La Sibila Délfica. Miguel Ángel
Buonarrotti, Capilla Sixtina.
Dedicado a Gabriel Jaraba
Leo en facebook un
texto muy hermoso de Gabriel Jaraba sobre la escritura. Gabriel es un
periodista excelente, pero, humilde siempre, se culpa a sí mismo por no ser
siempre bien comprendido o bien interpretado.
Será, dice, que no
se expresa lo bastante bien. Sin embargo, escribir es siempre una batalla
perdida contra la polisemia y la ambigüedad fundamentales de la lengua que
utilizamos. Umberto Eco nos lo advertía en su ensayo sobre la traducción. Traducir
nunca es decir lo mismo sino, en el mejor de los casos, solo “casi lo mismo”
que el texto original.
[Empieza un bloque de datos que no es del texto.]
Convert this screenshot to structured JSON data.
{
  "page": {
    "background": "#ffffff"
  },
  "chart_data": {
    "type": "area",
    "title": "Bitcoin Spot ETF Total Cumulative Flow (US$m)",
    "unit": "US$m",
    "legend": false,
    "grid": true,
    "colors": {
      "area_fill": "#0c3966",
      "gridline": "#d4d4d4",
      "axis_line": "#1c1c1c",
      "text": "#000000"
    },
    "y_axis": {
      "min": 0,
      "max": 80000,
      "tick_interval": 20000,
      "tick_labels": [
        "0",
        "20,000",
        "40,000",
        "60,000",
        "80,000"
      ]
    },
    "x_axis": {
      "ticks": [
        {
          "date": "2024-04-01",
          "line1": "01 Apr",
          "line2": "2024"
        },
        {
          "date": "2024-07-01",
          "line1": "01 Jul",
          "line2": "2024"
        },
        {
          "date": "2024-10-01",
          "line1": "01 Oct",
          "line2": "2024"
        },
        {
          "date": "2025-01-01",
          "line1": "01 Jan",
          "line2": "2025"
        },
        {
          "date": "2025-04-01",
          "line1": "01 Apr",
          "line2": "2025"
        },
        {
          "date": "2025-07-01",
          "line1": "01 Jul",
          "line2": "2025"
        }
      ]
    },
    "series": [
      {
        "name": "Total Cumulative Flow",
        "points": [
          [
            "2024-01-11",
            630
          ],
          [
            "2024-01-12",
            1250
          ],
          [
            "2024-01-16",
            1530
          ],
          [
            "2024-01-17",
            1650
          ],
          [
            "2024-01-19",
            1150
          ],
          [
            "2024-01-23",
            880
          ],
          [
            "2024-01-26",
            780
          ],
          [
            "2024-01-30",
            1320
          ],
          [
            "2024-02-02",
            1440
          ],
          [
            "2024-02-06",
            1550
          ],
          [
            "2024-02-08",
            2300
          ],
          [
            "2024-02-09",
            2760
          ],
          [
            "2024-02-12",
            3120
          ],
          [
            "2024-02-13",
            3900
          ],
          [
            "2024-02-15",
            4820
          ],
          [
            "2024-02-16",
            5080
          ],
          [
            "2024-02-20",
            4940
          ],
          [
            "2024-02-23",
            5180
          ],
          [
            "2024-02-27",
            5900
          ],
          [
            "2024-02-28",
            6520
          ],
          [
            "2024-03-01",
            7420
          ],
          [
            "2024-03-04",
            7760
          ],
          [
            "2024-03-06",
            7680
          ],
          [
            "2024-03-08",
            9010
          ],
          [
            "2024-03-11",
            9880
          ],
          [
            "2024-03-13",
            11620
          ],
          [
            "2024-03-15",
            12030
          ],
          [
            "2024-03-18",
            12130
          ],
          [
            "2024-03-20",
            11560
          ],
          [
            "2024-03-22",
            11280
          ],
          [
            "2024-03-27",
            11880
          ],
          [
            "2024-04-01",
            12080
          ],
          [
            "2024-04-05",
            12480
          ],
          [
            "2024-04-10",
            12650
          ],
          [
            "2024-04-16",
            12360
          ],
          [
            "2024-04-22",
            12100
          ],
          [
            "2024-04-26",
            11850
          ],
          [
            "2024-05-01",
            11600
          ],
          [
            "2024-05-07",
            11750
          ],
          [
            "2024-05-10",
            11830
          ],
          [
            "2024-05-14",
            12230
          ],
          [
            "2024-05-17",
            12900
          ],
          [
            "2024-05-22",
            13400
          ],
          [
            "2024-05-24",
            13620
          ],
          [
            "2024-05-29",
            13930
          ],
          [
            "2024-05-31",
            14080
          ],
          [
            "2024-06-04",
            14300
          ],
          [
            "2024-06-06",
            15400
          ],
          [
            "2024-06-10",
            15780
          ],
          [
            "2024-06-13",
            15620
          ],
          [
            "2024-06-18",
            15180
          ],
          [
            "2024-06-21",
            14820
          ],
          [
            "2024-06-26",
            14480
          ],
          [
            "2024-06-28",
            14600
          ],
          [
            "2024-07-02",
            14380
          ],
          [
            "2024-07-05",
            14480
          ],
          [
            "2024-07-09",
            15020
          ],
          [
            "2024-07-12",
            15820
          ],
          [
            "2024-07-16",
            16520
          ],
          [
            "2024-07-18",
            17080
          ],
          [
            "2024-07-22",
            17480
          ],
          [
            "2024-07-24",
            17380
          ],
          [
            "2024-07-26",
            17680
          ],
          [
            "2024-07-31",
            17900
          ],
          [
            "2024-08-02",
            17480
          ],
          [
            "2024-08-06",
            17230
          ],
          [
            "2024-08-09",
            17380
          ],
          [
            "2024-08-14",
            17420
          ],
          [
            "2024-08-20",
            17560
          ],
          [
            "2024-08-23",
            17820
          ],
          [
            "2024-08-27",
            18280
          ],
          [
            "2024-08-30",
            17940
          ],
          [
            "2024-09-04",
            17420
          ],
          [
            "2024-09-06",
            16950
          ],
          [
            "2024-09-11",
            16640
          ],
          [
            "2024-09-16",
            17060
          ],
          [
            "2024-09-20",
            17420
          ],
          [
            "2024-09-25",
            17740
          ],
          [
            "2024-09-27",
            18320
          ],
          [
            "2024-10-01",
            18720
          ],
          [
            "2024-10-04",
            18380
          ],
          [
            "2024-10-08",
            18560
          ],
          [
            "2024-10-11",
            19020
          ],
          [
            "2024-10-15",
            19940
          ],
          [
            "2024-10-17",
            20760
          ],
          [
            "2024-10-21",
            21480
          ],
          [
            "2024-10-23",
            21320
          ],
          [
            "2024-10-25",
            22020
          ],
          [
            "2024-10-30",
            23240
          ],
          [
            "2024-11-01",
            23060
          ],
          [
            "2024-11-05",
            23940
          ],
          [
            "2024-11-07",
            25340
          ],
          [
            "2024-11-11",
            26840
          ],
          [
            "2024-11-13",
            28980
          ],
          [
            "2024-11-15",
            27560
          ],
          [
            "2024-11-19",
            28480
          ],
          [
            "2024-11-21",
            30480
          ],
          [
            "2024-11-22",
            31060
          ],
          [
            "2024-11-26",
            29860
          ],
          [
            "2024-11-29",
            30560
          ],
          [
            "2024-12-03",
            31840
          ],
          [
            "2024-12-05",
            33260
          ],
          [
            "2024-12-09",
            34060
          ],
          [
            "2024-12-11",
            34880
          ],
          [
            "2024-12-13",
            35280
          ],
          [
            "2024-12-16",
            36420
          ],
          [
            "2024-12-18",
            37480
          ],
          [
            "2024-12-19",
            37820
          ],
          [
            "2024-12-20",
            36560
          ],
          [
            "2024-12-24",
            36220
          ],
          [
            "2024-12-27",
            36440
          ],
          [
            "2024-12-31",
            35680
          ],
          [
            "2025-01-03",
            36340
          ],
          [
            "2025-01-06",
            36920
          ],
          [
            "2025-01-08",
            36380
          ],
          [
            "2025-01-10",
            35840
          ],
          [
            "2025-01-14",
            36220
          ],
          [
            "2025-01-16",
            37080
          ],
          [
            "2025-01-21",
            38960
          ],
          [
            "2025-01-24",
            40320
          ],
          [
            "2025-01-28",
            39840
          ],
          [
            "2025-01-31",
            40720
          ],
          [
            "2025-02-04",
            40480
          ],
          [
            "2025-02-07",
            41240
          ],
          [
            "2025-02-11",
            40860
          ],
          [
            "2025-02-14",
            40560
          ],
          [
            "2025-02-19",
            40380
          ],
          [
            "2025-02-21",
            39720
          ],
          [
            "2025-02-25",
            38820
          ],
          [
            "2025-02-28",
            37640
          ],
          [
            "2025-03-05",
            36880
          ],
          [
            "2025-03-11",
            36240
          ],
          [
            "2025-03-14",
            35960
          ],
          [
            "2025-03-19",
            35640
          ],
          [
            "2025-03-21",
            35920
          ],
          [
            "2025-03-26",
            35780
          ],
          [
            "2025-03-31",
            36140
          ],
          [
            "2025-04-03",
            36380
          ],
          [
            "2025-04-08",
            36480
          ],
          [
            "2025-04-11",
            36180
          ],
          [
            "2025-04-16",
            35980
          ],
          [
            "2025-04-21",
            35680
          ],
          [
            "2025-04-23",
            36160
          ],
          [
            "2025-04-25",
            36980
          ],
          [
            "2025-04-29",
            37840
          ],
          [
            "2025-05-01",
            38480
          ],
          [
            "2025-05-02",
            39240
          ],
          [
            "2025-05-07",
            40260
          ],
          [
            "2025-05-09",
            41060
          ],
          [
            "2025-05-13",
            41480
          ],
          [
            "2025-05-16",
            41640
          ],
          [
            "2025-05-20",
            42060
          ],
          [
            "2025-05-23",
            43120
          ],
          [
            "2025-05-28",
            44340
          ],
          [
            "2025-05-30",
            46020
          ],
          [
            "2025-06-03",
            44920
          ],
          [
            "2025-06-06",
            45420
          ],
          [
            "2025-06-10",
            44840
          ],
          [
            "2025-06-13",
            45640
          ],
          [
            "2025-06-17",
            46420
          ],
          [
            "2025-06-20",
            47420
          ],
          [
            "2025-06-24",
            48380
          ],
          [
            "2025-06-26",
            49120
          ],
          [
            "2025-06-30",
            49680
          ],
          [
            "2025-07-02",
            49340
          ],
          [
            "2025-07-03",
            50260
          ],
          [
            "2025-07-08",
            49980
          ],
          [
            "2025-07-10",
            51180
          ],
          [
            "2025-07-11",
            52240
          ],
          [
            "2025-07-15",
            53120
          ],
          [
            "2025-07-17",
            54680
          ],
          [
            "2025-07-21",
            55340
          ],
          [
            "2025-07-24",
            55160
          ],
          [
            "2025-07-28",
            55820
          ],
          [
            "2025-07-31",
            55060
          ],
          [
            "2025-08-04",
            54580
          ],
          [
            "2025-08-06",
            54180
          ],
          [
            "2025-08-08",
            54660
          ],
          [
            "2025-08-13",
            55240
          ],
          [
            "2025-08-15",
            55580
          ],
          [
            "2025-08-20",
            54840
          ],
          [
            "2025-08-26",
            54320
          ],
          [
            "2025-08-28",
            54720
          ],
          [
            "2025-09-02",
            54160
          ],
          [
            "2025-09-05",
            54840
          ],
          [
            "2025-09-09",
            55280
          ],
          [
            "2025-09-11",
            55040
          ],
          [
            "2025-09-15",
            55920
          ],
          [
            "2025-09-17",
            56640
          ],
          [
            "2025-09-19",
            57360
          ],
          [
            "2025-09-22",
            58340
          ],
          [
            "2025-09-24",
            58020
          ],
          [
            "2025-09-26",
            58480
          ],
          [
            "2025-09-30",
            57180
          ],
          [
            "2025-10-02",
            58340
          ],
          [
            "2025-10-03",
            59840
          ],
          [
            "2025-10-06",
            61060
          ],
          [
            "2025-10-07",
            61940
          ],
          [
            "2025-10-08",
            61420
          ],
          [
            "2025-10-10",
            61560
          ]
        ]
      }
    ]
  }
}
Y leer, incluso con un conocimiento acabado de la
lengua, un texto original también es siempre entender de forma aproximada lo que
quiso decir el autor.
Eco pone por
ejemplo el primer verso de un soneto célebre de Dante. «Tanto gentile e tanto onesta pare…», dice el poeta de Beatrice, y el
ilustre semiólogo nos explica de forma pormenorizada que ni “gentil” ni “honesta”
tenían en el siglo XIII los significados precisos y codificados que tienen para
un lector del siglo XX o XXI.
Estamos hablando del mejor de los casos posibles a considerar: el sentido propio de las palabras, sin enredos de subordinaciones sintácticas que lo oscurecen todo. Hay traducciones mucho peores. Recuerdo un chiste muy antiguo en el que alguien traducía la inscripción Ave Caesar morituri te salutant, por "las aves del César morirán por falta de salud", y añadía: "¡Qué importante es haber aprendido latín en la juventud!"
Después está la ambigüedad calculada. Es fama que
la Sibila de Delfos respondía a los guerreros que partían para Troya y querían
saber su destino: «Morirás No Volverás». El sentido era opuesto si colocabas
una coma antes del No, o la ponías detrás. La Sibila acertaba siempre.
O el doble sentido. En una canción de La Trinca (Homenatge, creo recordar que se llamaba), "S'ha acabat el bròquil" cantado por Raimon significaba "Ha caído la dictadura".
Sin tales
artificios por medio, muchas veces el lector entiende justamente lo contrario
de lo que el autor quiso decir. A veces es por distracción del lector; a veces,
del autor. Uno relee el mismo texto unos años después, y no entiende lo mismo.
Aparecen sentidos nuevos, otros que parecían inequívocos se han difuminado.
Y luego están los
sentidos adicionales que el autor puso sin querer en su texto; los “lapsus”, estudiados por
Sigmund Freud, reveladores de contenidos reprimidos, afloramientos parciales a
la superficie de un filón de sentimientos prohibidos y sumergidos que se pretendía
ocultar.
Lo que se escribe no
es nunca lo mismo exactamente que se piensa; aunque la diferencia sea solo la
retórica que se añade. Lo que se lee no es nunca lo que está escrito; siempre
hay una interpretación. Podemos alardear de ser objetivos y precisos, pero hemos de
conformarnos, nada más, con que uno y otro sentido, el del emisor y el del
receptor, sean, por lo menos, “casi el mismo”.